The precise pathogenic mechanisms of Fanconi syndrome as a result of VPA remain unknown. Histological studies performed by Lenoir et al. and Hawkins et al. demonstrated mitochondrial abnormalities of renal proximal tubular cells in patients with VPA-induced Fanconi syndrome [2, 10] and suggested that VPA might directly injure mitochondria in proximal renal tubular cells. Because VPA has been reported to inhibit mitochondrial β-oxidation [10], VPA can contribute to mitochondrial dysfunction in proximal renal tubular cells. Interestingly, mitochondrial dysfunction may actually cause renal Fanconi syndrome with the proximal renal tubular cells in congenital mitochondrial cytopathies exhibiting giant mitochondria [18]. However, as the renal biopsy of our patient did not exhibit any structural abnormalities of mitochondria in proximal renal tubular cells, there must be other pathogenic mechanisms underlying the development of VPA-induced Fanconi syndrome.
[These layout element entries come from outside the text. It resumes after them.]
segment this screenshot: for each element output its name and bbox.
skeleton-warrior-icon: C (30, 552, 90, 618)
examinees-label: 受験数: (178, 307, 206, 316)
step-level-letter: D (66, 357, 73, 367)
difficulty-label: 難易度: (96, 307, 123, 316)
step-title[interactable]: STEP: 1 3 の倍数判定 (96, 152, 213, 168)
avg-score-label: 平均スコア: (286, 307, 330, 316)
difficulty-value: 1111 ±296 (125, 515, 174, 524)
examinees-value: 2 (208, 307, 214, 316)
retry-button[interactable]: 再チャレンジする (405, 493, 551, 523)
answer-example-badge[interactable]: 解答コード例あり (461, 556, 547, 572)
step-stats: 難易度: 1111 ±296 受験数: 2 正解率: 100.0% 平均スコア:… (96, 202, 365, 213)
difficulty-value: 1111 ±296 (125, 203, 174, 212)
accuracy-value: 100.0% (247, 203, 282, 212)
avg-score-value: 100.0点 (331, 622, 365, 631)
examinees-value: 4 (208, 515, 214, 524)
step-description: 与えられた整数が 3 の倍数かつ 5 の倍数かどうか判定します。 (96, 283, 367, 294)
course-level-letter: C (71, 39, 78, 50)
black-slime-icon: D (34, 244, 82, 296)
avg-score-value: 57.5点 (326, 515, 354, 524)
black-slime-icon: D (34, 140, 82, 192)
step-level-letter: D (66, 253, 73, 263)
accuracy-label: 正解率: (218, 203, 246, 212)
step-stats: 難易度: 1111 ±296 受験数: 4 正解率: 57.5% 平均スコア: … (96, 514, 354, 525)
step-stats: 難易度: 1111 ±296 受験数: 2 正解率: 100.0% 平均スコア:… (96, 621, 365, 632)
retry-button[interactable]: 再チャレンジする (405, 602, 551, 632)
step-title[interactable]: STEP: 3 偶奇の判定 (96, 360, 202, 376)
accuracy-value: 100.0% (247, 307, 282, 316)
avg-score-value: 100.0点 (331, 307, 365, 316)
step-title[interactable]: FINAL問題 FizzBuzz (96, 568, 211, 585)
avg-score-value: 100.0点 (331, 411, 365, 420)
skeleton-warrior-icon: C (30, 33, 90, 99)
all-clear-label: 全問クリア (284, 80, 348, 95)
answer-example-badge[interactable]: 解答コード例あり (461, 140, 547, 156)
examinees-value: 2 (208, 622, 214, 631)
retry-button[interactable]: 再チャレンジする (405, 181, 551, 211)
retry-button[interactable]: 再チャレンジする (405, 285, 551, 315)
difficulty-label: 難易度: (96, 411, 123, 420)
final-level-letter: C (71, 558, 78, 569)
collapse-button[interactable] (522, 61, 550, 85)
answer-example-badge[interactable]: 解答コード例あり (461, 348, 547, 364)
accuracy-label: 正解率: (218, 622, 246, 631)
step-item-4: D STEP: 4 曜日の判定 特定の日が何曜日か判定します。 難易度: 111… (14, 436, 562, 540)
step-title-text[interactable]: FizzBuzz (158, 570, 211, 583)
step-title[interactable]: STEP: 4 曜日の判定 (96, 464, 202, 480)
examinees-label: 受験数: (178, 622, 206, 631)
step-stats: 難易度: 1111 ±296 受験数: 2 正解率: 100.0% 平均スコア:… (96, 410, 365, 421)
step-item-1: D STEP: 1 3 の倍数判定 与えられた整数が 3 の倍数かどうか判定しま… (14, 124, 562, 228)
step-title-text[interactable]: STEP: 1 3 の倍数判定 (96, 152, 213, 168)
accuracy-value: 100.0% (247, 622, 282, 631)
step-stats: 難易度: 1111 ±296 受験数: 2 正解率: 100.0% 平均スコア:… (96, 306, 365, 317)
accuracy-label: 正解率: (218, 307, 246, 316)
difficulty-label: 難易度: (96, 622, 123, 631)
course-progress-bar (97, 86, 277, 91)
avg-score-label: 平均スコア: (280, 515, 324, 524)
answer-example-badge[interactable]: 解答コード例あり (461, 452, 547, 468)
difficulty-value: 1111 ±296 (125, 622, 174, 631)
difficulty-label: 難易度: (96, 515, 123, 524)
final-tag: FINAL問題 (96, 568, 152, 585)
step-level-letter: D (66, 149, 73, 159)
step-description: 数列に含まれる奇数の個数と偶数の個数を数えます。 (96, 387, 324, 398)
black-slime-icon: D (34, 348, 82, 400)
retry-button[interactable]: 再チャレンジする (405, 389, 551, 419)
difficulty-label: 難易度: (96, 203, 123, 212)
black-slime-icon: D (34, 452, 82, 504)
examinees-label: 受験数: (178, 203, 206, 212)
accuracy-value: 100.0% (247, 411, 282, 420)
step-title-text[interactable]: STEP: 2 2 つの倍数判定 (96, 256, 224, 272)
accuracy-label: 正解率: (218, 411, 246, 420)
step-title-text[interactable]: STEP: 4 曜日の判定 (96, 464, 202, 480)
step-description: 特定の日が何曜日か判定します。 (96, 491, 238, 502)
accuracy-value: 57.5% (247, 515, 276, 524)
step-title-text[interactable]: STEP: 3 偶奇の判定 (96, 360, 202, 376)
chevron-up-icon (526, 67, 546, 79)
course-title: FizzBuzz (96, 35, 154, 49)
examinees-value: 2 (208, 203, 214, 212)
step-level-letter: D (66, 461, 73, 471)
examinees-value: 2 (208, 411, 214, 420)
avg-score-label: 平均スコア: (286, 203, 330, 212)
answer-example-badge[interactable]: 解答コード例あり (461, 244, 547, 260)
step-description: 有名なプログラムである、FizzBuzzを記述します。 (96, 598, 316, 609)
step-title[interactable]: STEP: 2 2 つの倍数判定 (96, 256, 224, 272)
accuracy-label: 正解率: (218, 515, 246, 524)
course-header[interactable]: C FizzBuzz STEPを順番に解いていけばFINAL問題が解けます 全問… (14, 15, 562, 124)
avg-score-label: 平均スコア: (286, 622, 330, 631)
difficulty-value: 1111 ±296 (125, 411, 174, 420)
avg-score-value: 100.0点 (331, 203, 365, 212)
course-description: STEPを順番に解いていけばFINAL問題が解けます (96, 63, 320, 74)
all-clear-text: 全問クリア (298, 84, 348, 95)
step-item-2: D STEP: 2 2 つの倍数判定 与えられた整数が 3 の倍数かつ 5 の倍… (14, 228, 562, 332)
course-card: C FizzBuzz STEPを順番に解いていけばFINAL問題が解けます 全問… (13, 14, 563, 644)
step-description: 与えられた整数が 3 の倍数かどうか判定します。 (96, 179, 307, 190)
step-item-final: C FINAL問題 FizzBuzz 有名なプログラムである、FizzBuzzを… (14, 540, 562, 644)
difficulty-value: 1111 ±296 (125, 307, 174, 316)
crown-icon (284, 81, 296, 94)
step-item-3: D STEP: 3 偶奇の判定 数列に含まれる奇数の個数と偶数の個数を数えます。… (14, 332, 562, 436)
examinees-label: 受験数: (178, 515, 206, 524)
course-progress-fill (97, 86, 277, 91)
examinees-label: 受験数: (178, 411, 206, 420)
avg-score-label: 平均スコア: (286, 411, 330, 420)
In the present study, all patients with VPA-induced Fanconi syndrome were severely disabled children requiring tube feeding. Five of seven patients received multiple anticonvulsant drugs. Previous reports have also shown that all affected patients were children with five of nine being severely disabled and requiring tube feeding and seven of nine receiving multiple anticonvulsant drugs [2, 3, 4, 6, 8, 9, 10, 11]. Although it is unclear why these factors predispose to the development of VPA-mediated renal injury, there are two potential explanations: an increase of serum toxic VPA metabolites in the serum and a decrease of serum carnitine levels.

VPA therapy may cause adverse effects other than renal injuries with hepatotoxicity being well known and developing in 15–30% of patients receiving VPA therapy [19]. This adverse effect is also likely to occur in children and patients receiving multiple anticonvulsant agents. Children have higher ratios of the concentration of toxic VPA metabolites to VPA. Polytherapy with enzyme inducers also increases the formation of the toxic VPA metabolites [19], which may induce mitochondrial dysfunction, resulting in renal injury as well as hepatic damage.
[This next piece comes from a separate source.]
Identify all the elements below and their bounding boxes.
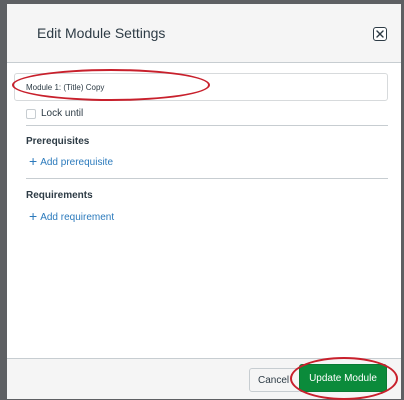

A decrease of serum total or free carnitine levels has been described in severely disabled patients receiving long-term tube feeding with carnitine deficient diets with [20] or without associated VPA therapy [21, 22]. VPA therapy itself can cause a deficiency of serum-free carnitine [23] because of the increased conversion of free carnitine to acylcarnitine and an increased urinary excretion of free and acylcarnitine [24]. Serum free carnitine plays a key role in the β-oxidation of fatty acids by facilitating their transport across the mitochondrial membrane [20]. Therefore, carnitine deficiency can cause mitochondrial dysfunction of proximal renal tubular cells. To confirm this hypothesis, serum carnitine levels should be examined in patients with VPA-induced Fanconi syndrome.

No patients developed chronic renal failure in the present study. Five patients recovered fully less than 4 months after the discontinuation of VPA therapy. Although two patients took more than 1 year to recover completely from Fanconi syndrome, the data suggest that patients with VPA-induced Fanconi syndrome have a favorable renal outcome.
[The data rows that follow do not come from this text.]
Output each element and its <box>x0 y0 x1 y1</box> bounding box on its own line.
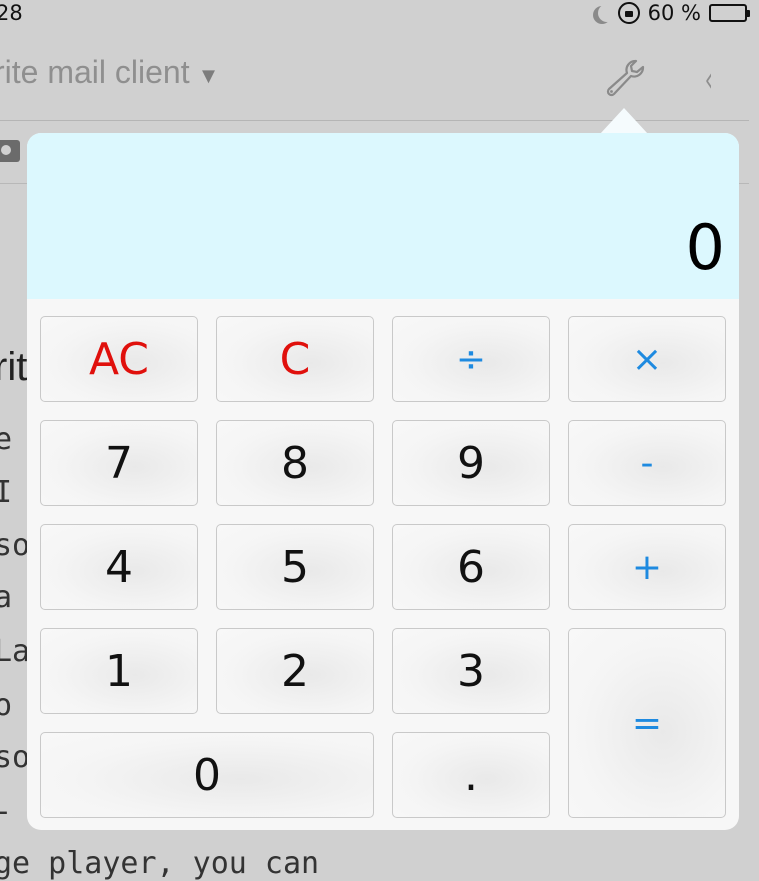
bg-text-line: - <box>0 794 12 829</box>
digit-9-button[interactable]: 9 <box>392 420 550 506</box>
camera-icon <box>0 140 20 162</box>
status-time: 28 <box>0 1 23 25</box>
nav-title[interactable]: rite mail client ▼ <box>0 54 219 91</box>
digit-4-button[interactable]: 4 <box>40 524 198 610</box>
battery-percent: 60 % <box>647 1 701 25</box>
do-not-disturb-icon <box>598 4 616 22</box>
rotation-lock-icon <box>617 2 640 24</box>
digit-2-button[interactable]: 2 <box>216 628 374 714</box>
digit-3-button[interactable]: 3 <box>392 628 550 714</box>
digit-5-button[interactable]: 5 <box>216 524 374 610</box>
bg-heading: rit <box>0 345 28 389</box>
equals-button[interactable]: = <box>568 628 726 818</box>
display-value: 0 <box>685 211 725 284</box>
popover-arrow <box>600 108 648 134</box>
all-clear-button[interactable]: AC <box>40 316 198 402</box>
bg-text-line: I <box>0 475 13 510</box>
minus-button[interactable]: - <box>568 420 726 506</box>
bg-text-line: e <box>0 422 13 457</box>
plus-button[interactable]: + <box>568 524 726 610</box>
chevron-down-icon: ▼ <box>197 63 220 88</box>
bg-text-line: ge player, you can <box>0 846 320 881</box>
digit-0-button[interactable]: 0 <box>40 732 374 818</box>
digit-1-button[interactable]: 1 <box>40 628 198 714</box>
multiply-button[interactable]: × <box>568 316 726 402</box>
wrench-icon[interactable] <box>600 58 646 98</box>
battery-icon <box>709 4 750 22</box>
divide-button[interactable]: ÷ <box>392 316 550 402</box>
digit-8-button[interactable]: 8 <box>216 420 374 506</box>
bg-text-line: o <box>0 688 13 723</box>
calculator-display: 0 <box>27 133 739 299</box>
digit-7-button[interactable]: 7 <box>40 420 198 506</box>
digit-6-button[interactable]: 6 <box>392 524 550 610</box>
clear-button[interactable]: C <box>216 316 374 402</box>
bg-text-line: a <box>0 580 13 615</box>
status-bar: 28 60 % <box>0 0 759 28</box>
bg-text-line: so <box>0 528 31 563</box>
decimal-button[interactable]: . <box>392 732 550 818</box>
status-icons: 60 % <box>592 1 750 25</box>
bg-text-line: so <box>0 740 31 775</box>
bg-text-line: La <box>0 634 31 669</box>
nav-title-text: rite mail client <box>0 54 190 90</box>
back-chevron-icon[interactable]: ‹ <box>705 60 713 100</box>
calculator-popover: 0 AC C ÷ × 7 8 9 - 4 5 6 + 1 2 3 = 0 . <box>27 133 739 830</box>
In summary, young age, severe disability requiring tube feeding and anticonvulsant polytherapy are contributory factors to the development of Fanconi syndrome due to VPA. Serum phosphate and uric acid concentrations and urinary β2MG levels should be determined regularly in patients receiving VPA therapy in addition to serum electrolytes and urinalysis, especially in patients with the above contributory factors. Patients with Fanconi syndrome caused by VPA have a favorable renal outcome.